Tendo em conta o Plano de Acção e na sequência das visitas técnicas da Cruz Vermelha, foram já entregues e instalados 13 equipamentos, prevendo-se a instalação de mais 15 até ao final deste mês.

Esta parceria tem como objectivo instalar e activar mais equipamentos, de forma gradual, devido às distâncias geográficas e porque alguma da população identificada aguarda opinião de familiares.

O acordo prevê que a equipa de apoio social e teleassistência da delegação de Coimbra da Cruz Vermelha Portuguesa, acompanhada da GNR, se desloque semanalmente às freguesias daquele concelho para visitas e instalação de equipamentos.

O Serviço de Teleassistência Domiciliária da Cruz Vermelha é um sistema de segurança que funciona 24 horas por dia/365 dias por ano.

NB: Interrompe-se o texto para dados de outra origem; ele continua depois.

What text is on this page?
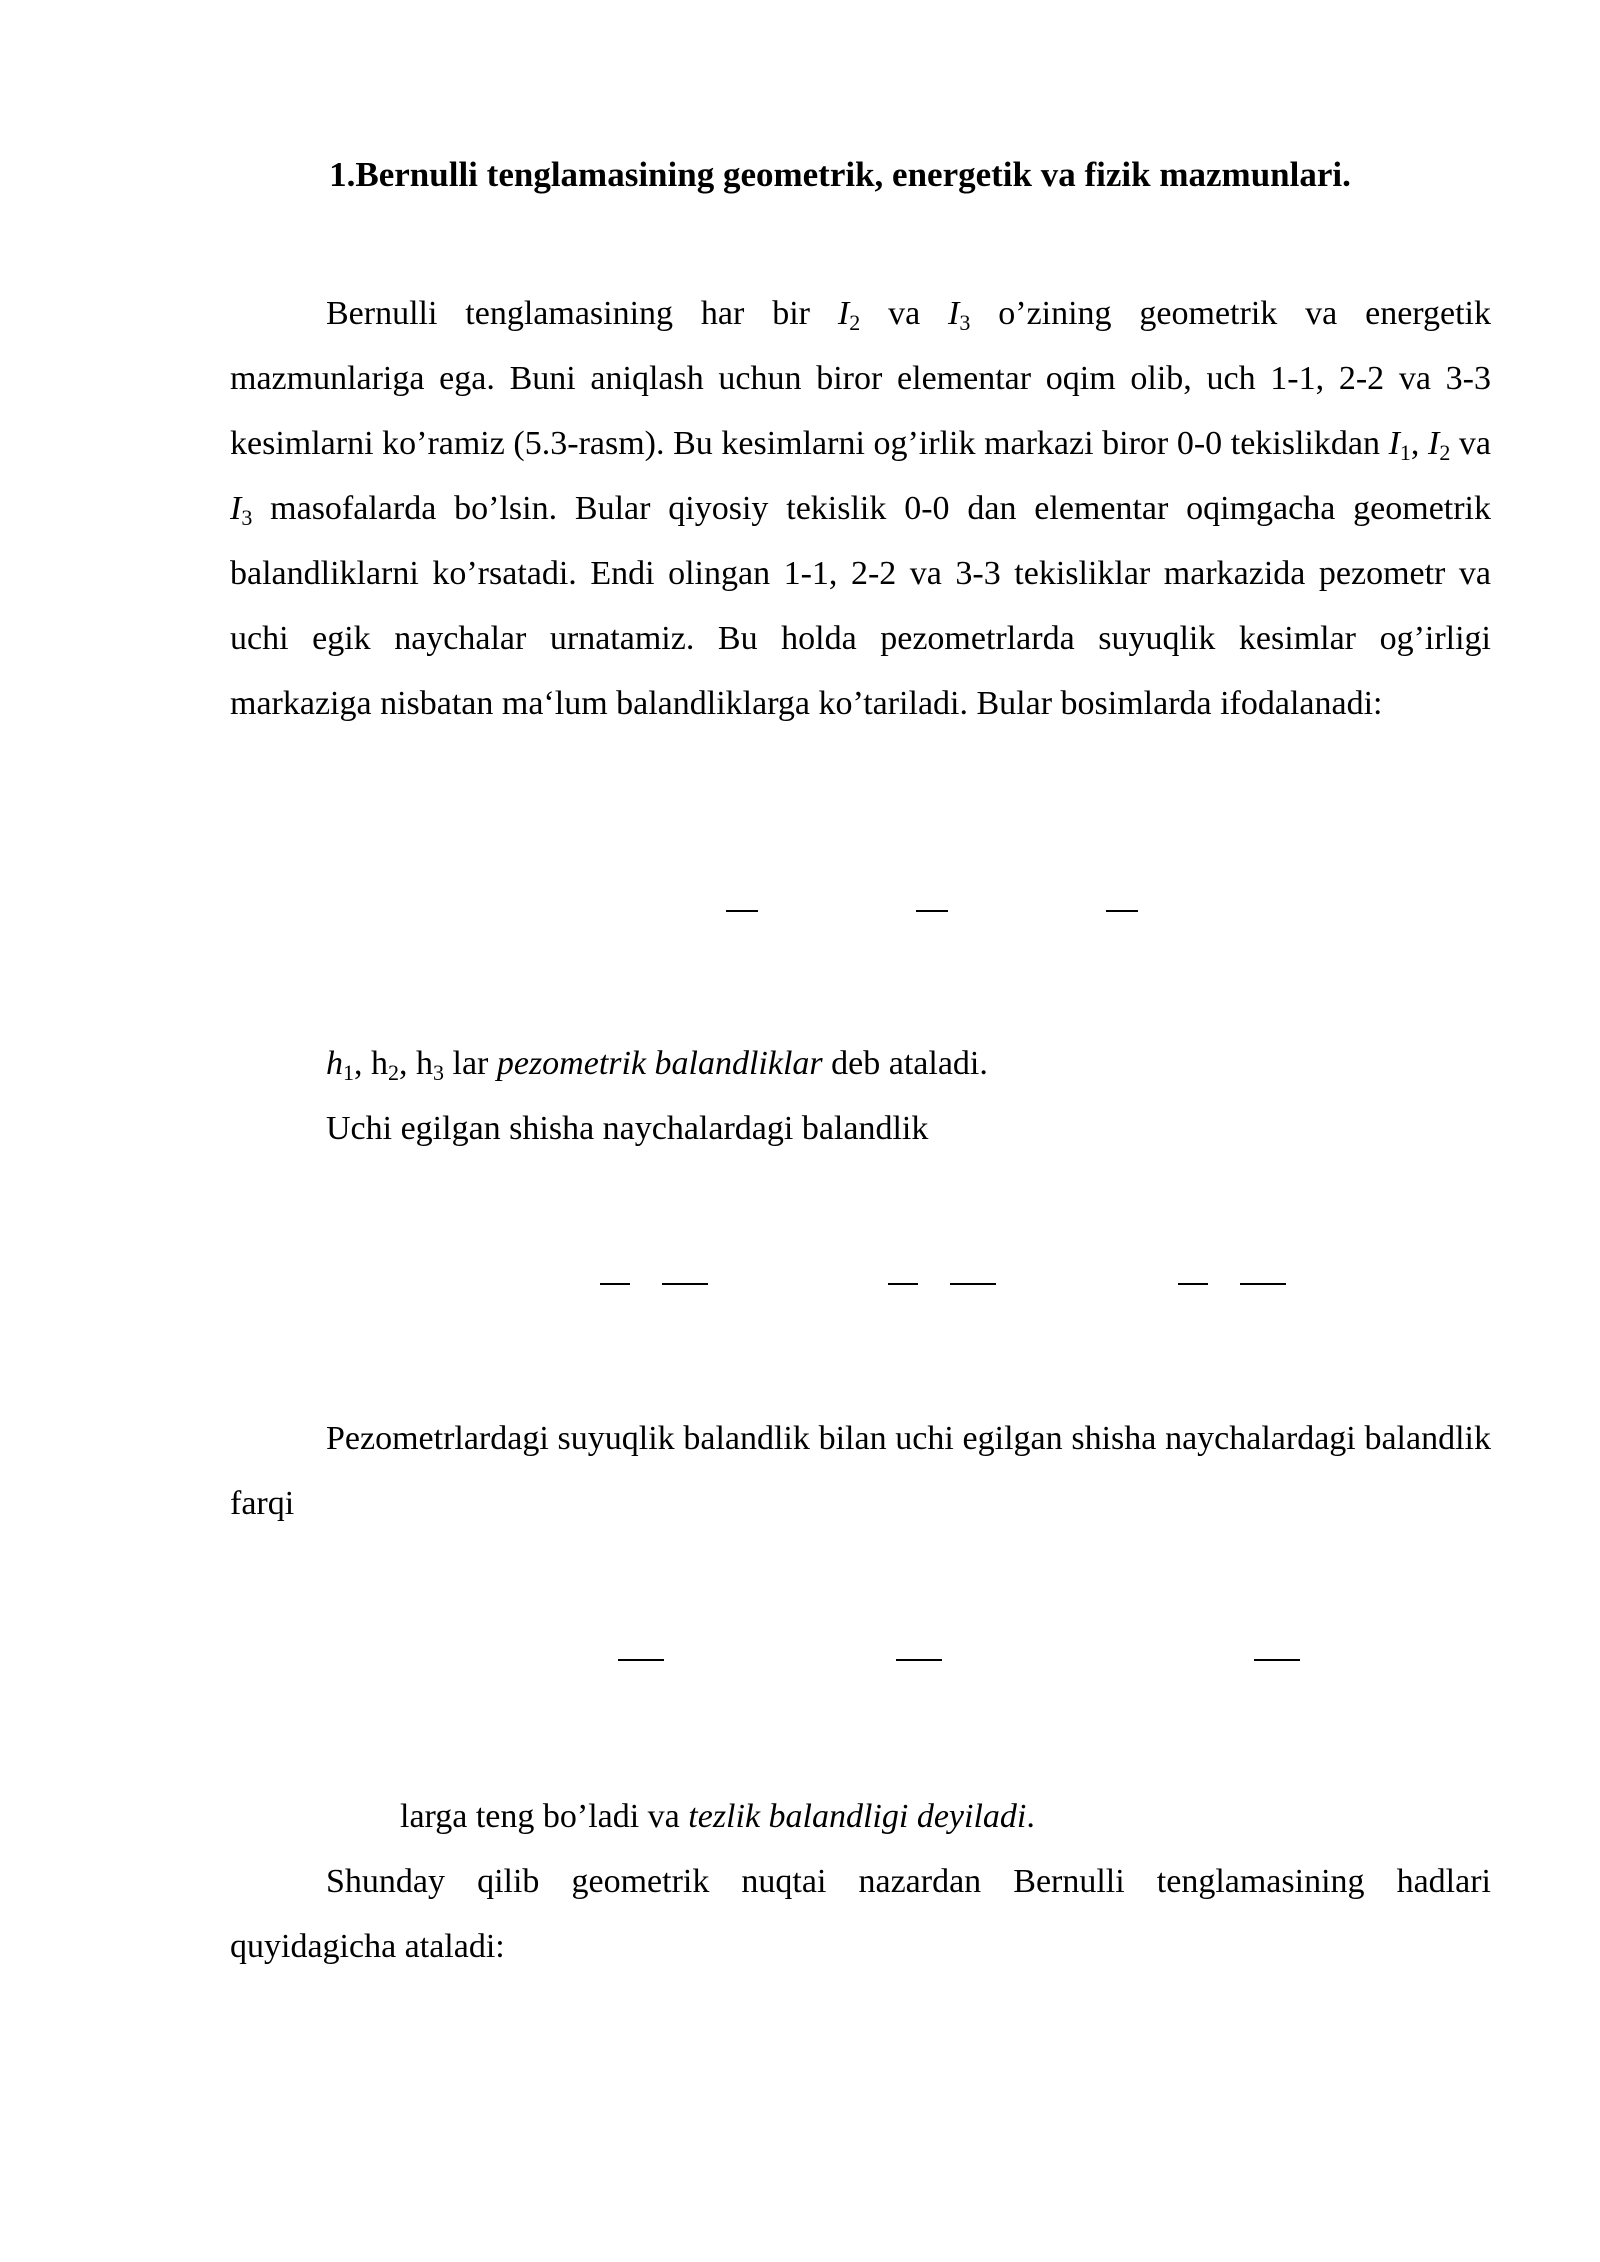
1.Bernulli tenglamasining geometrik, energetik va fizik mazmunlari.
Bernulli tenglamasining har bir $I_2$ va $I_3$ o’zining geometrik va energetik mazmunlariga ega. Buni aniqlash uchun biror elementar oqim olib, uch 1-1, 2-2 va 3-3 kesimlarni ko’ramiz (5.3-rasm). Bu kesimlarni og’irlik markazi biror 0-0 tekislikdan $I_1$, $I_2$ va $I_3$ masofalarda bo’lsin. Bular qiyosiy tekislik 0-0 dan elementar oqimgacha geometrik balandliklarni ko’rsatadi. Endi olingan 1-1, 2-2 va 3-3 tekisliklar markazida pezometr va uchi egik naychalar urnatamiz. Bu holda pezometrlarda suyuqlik kesimlar og’irligi markaziga nisbatan ma‘lum balandliklarga ko’tariladi. Bular bosimlarda ifodalanadi:
$h_1$, $h_2$, $h_3$ lar pezometrik balandliklar deb ataladi.
Uchi egilgan shisha naychalardagi balandlik
Pezometrlardagi suyuqlik balandlik bilan uchi egilgan shisha naychalardagi balandlik farqi
larga teng bo’ladi va tezlik balandligi deyiladi.
Shunday qilib geometrik nuqtai nazardan Bernulli tenglamasining hadlari quyidagicha ataladi:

Através de uma central receptora de alarmes e mediante a situação, este serviço encaminha a solicitação para a entidade competente, seja bombeiros, INEM, PSP, Centro de Saúde ou mesmo familiares.

Para isto, basta o utilizador carregar no botão de alarme para entrar em contacto com uma operadora e, caso não consiga falar, será accionada imediatamente a rede de apoio, que é constituída por familiares, instituições ou pessoas de confiança.

O equipamento e instalação estão a ser feitos gratuitamente durante um ano, tendo para isso a Cruz Vermelha Portuguesa disponibilizado 100 aparelhos para a região.